Should investors rethink their risk exposure?



The flood of foreign credit into Australia should make investors rethink their risk exposure, writes Martin Conlon.
The challenges facing the domestic economy are becoming far removed from those of the majority of our northern hemisphere counterparts.
Interest rates well above almost all of the other developed nations are seeing Australia suck in capital from foreign investors desperate for return in a world not offering much.
An overdose of Chinese stimulus has ensured commodities remain flavour of the month and the Australian dollar remains a solid barometer of our relative good health.
Together with an unemployment rate that has barely budged from its lows, and an extremely buoyant outlook for investment in the mining and energy sector, things are looking pretty good. Unless you’re Glenn Stevens, that is.
The key intermediary gainfully employing this wall of foreign capital is the banking sector. Of greatest concern at present is the fact that almost all of it is being applied in the housing sector, while the corporate sector is almost stagnant.
Having been pillaged at the hands of major banks recently, corporates’ reluctance to embrace the newfound friendliness of their local institutional banker is unsurprising (we can’t all have the fortitude of Monty Python’s Black Knight).
In any case, with the financial floodgates open, and corporates still cautious, indomitable Australian homebuyers are again happily filling the breach.
The homebuyers are using foreign borrowings to prop up our house prices, urged on by commentators adamant that it’s a supply-demand imbalance that’s driving prices.
Well as far as I’m concerned, that is one load of utter tripe.
With population growth of 1.5 per cent, that’s about 300,000 people a year that need somewhere to live, and probably accounts for demand of 100,000 homes or so.
Depending on how you cut the assumptions, the dominant one being the assumption about the trend in the number of people living in each household, you can come up with a rationale for housing being in short supply — perhaps by 20,000 homes.
Although I disagree with extrapolating a perpetual decline in the number of people per household, my biggest problem is the use of this apparent housing shortage as the reason for the other seven million homes needing to perpetually rise in price.
Supposedly, all we need to do is free up some more land and the problem will be fixed.

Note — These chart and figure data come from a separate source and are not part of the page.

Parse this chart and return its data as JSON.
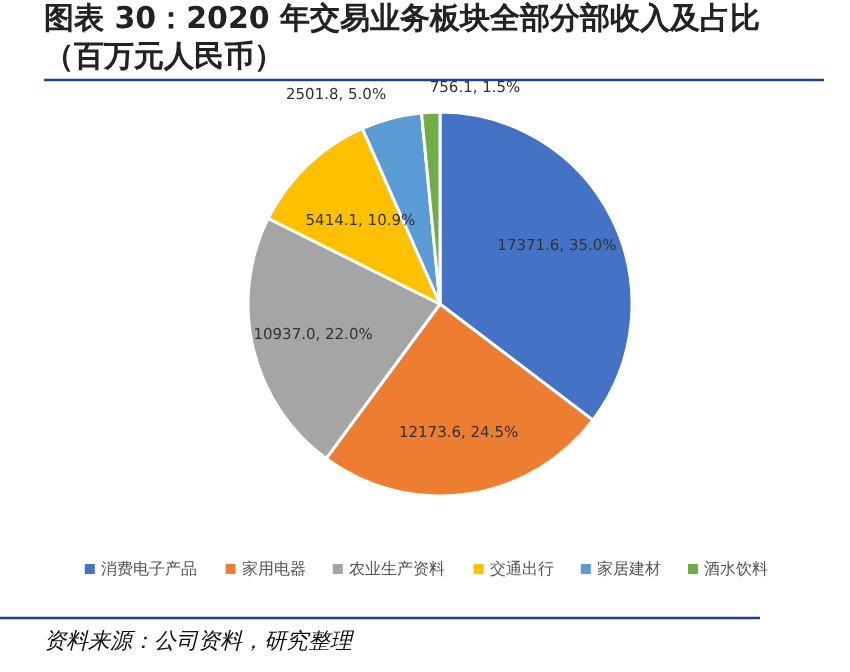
{
  "chart_data": {
    "type": "pie",
    "title": "图表 30：2020 年交易业务板块全部分部收入及占比（百万元人民币）",
    "categories": [
      "消费电子产品",
      "家用电器",
      "农业生产资料",
      "交通出行",
      "家居建材",
      "酒水饮料"
    ],
    "values": [
      17371.6,
      12173.6,
      10937.0,
      5414.1,
      2501.8,
      756.1
    ],
    "colors": [
      "#4472c4",
      "#ed7d31",
      "#a5a5a5",
      "#ffc000",
      "#5b9bd5",
      "#70ad47"
    ],
    "value_labels": [
      "17371.6, 35.0%",
      "12173.6, 24.5%",
      "10937.0, 22.0%",
      "5414.1, 10.9%",
      "2501.8, 5.0%",
      "756.1, 1.5%"
    ],
    "legend": "bottom",
    "annotations": [
      "资料来源：公司资料，研究整理"
    ]
  }
}
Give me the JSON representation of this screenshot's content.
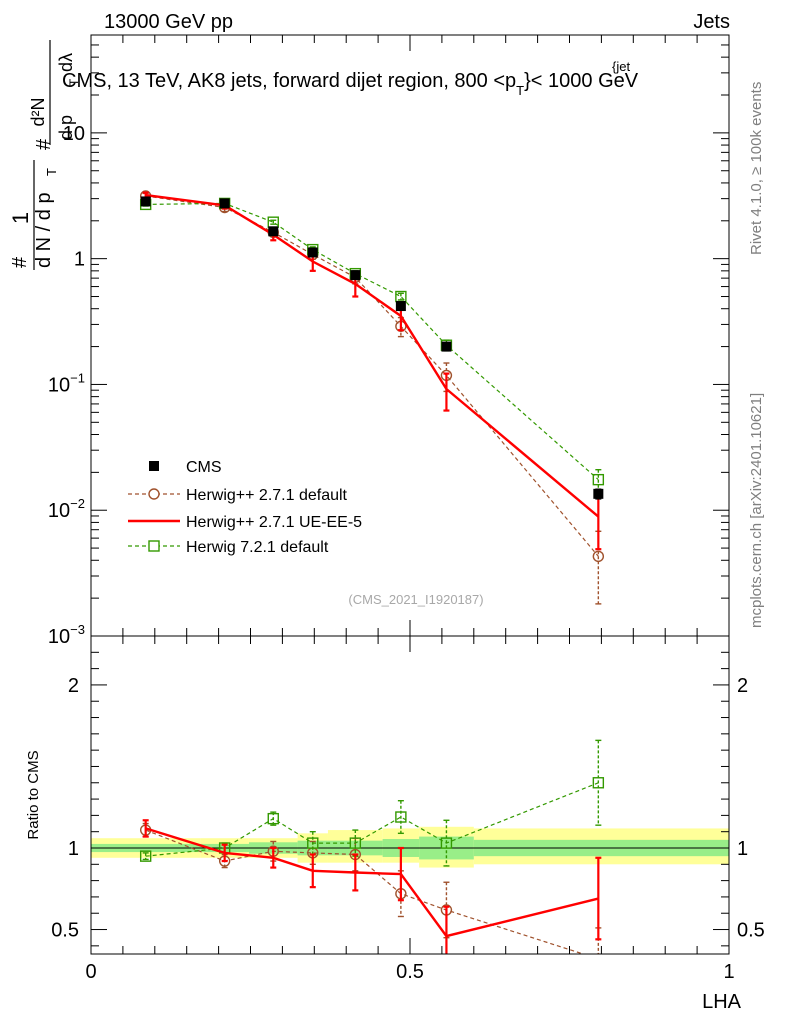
{
  "header": {
    "left": "13000 GeV pp",
    "right": "Jets",
    "title": "CMS, 13 TeV, AK8 jets, forward dijet region, 800 <p",
    "title_sup": "{jet",
    "title_sub": "T",
    "title_end": "}< 1000 GeV"
  },
  "side_texts": {
    "rivet": "Rivet 4.1.0, ≥ 100k events",
    "mcplots": "mcplots.cern.ch [arXiv:2401.10621]"
  },
  "analysis_tag": "(CMS_2021_I1920187)",
  "chart_data": [
    {
      "type": "scatter",
      "name": "main",
      "yscale": "log",
      "xlim": [
        0,
        1
      ],
      "ylim": [
        0.001,
        60
      ],
      "ylabel": {
        "num_hash": "#",
        "num_one": "1",
        "num_frac_num": "d²N",
        "num_frac_den_d": "d p",
        "num_frac_den_sub": "T",
        "num_frac_den_end": "dλ",
        "den_hash": "#",
        "den_text": "d N / d p",
        "den_sub": "T"
      },
      "yticks": [
        {
          "v": 0.001,
          "base": "10",
          "exp": "−3"
        },
        {
          "v": 0.01,
          "base": "10",
          "exp": "−2"
        },
        {
          "v": 0.1,
          "base": "10",
          "exp": "−1"
        },
        {
          "v": 1,
          "base": "1",
          "exp": ""
        },
        {
          "v": 10,
          "base": "10",
          "exp": ""
        }
      ],
      "series": [
        {
          "name": "CMS",
          "style": "data",
          "color": "#000000",
          "x": [
            0.0857,
            0.2095,
            0.2857,
            0.3476,
            0.4143,
            0.4857,
            0.5571,
            0.7952
          ],
          "y": [
            2.85,
            2.75,
            1.65,
            1.12,
            0.74,
            0.42,
            0.2,
            0.0135
          ],
          "err": [
            0.12,
            0.1,
            0.07,
            0.05,
            0.04,
            0.025,
            0.015,
            0.0012
          ]
        },
        {
          "name": "Herwig++ 2.7.1 default",
          "style": "circle-dashed",
          "color": "#a0522d",
          "x": [
            0.0857,
            0.2095,
            0.2857,
            0.3476,
            0.4143,
            0.4857,
            0.5571,
            0.7952
          ],
          "y": [
            3.15,
            2.55,
            1.62,
            1.08,
            0.71,
            0.29,
            0.118,
            0.0043
          ],
          "err": [
            0.15,
            0.18,
            0.12,
            0.09,
            0.08,
            0.05,
            0.03,
            0.0025
          ]
        },
        {
          "name": "Herwig++ 2.7.1 UE-EE-5",
          "style": "solid-line",
          "color": "#ff0000",
          "x": [
            0.0857,
            0.2095,
            0.2857,
            0.3476,
            0.4143,
            0.4857,
            0.5571,
            0.7952
          ],
          "y": [
            3.2,
            2.65,
            1.55,
            0.95,
            0.63,
            0.35,
            0.092,
            0.0089
          ],
          "err": [
            0.15,
            0.15,
            0.15,
            0.15,
            0.13,
            0.08,
            0.03,
            0.004
          ]
        },
        {
          "name": "Herwig 7.2.1 default",
          "style": "square-dashed",
          "color": "#339900",
          "x": [
            0.0857,
            0.2095,
            0.2857,
            0.3476,
            0.4143,
            0.4857,
            0.5571,
            0.7952
          ],
          "y": [
            2.7,
            2.75,
            1.95,
            1.18,
            0.76,
            0.5,
            0.205,
            0.0175
          ],
          "err": [
            0.08,
            0.08,
            0.07,
            0.06,
            0.04,
            0.03,
            0.02,
            0.0035
          ]
        }
      ]
    },
    {
      "type": "scatter",
      "name": "ratio",
      "ylabel": "Ratio to CMS",
      "xlabel": "LHA",
      "xlim": [
        0,
        1
      ],
      "ylim": [
        0.35,
        2.3
      ],
      "yticks": [
        {
          "v": 0.5,
          "label": "0.5"
        },
        {
          "v": 1,
          "label": "1"
        },
        {
          "v": 2,
          "label": "2"
        }
      ],
      "xticks": [
        {
          "v": 0,
          "label": "0"
        },
        {
          "v": 0.5,
          "label": "0.5"
        },
        {
          "v": 1,
          "label": "1"
        }
      ],
      "bins": [
        0,
        0.1714,
        0.2476,
        0.3238,
        0.3714,
        0.4571,
        0.5143,
        0.6,
        1.0
      ],
      "band_total": [
        [
          0.94,
          1.06
        ],
        [
          0.94,
          1.06
        ],
        [
          0.94,
          1.06
        ],
        [
          0.91,
          1.09
        ],
        [
          0.91,
          1.11
        ],
        [
          0.91,
          1.12
        ],
        [
          0.88,
          1.13
        ],
        [
          0.9,
          1.12
        ]
      ],
      "band_stat": [
        [
          0.975,
          1.025
        ],
        [
          0.975,
          1.025
        ],
        [
          0.965,
          1.035
        ],
        [
          0.955,
          1.045
        ],
        [
          0.955,
          1.045
        ],
        [
          0.945,
          1.055
        ],
        [
          0.93,
          1.07
        ],
        [
          0.95,
          1.05
        ]
      ],
      "series": [
        {
          "name": "Herwig++ 2.7.1 default",
          "style": "circle-dashed",
          "color": "#a0522d",
          "x": [
            0.0857,
            0.2095,
            0.2857,
            0.3476,
            0.4143,
            0.4857,
            0.5571,
            0.7952
          ],
          "y": [
            1.11,
            0.92,
            0.98,
            0.97,
            0.96,
            0.72,
            0.62,
            0.32
          ],
          "err": [
            0.04,
            0.04,
            0.06,
            0.07,
            0.1,
            0.14,
            0.17,
            0.19
          ]
        },
        {
          "name": "Herwig++ 2.7.1 UE-EE-5",
          "style": "solid-line",
          "color": "#ff0000",
          "x": [
            0.0857,
            0.2095,
            0.2857,
            0.3476,
            0.4143,
            0.4857,
            0.5571,
            0.7952
          ],
          "y": [
            1.12,
            0.97,
            0.94,
            0.86,
            0.85,
            0.84,
            0.46,
            0.69
          ],
          "err": [
            0.05,
            0.05,
            0.06,
            0.1,
            0.11,
            0.16,
            0.18,
            0.25
          ]
        },
        {
          "name": "Herwig 7.2.1 default",
          "style": "square-dashed",
          "color": "#339900",
          "x": [
            0.0857,
            0.2095,
            0.2857,
            0.3476,
            0.4143,
            0.4857,
            0.5571,
            0.7952
          ],
          "y": [
            0.95,
            1.0,
            1.18,
            1.03,
            1.03,
            1.19,
            1.03,
            1.4
          ],
          "err": [
            0.02,
            0.03,
            0.04,
            0.07,
            0.08,
            0.1,
            0.14,
            0.26
          ]
        }
      ]
    }
  ]
}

Rubbish. Why is it that these incremental buyers (presumably first homebuyers and immigrants) force up prices in Vaucluse, Toorak and Peppermint Grove at rates faster than Sydney’s outer west?
I look forward to picking up a cheap harbourside home as the exodus from Mosman and Vaucluse instigated by land release in the outer west begins to decimate prices.
If the credit taps were turned off for housing, I am very comfortable predicting that house prices would stop rising, regardless of an apparent shortage.
Unfortunately, it is an integral part of the psyche of Australians to believe that house prices will rise in perpetuity.
This psyche also permeates the behaviour of banks, which have a history of strong volume growth and profitability, negligible bad debts and minimal capital requirements against housing.
All this ensures that diffidence is not an attribute that features very strongly among home lenders.
Why worry about the borrower’s ability to repay a loan when you can’t lose on the asset anyway?
It is the extreme reticence to learn lessons from offshore experiences, along with the continuing unproductive use of capital, which remains our main cause of concern in what is otherwise a bright picture.
It is also the reason that we would urge caution in the longer term on businesses that depend on this constant price appreciation to support profits.
The relative calm in equity markets that prevailed over the quarter should not, in our view, induce undue complacency.
The fact that volatility has dissipated is again likely to be a misleading sign of what is happening to underlying risk.
Although the luxury of strong employment and booming commodity prices makes life in Australia a relative paradise at present, valuations do not offer the same margin of safety as was the case this time last year.
We would suggest the time to ‘bet the house’ on commodities is well passed and as the rewards for taking risks diminish, we will continue to act accordingly, by reducing, rather than increasing our exposure to risk.
As is always the case in markets, we’re sure we’ll get another chance to increase our risk appetite in the future when it makes more sense.
Martin Conlon is head of Australian equities at Schroders Investment Management Australia Limited.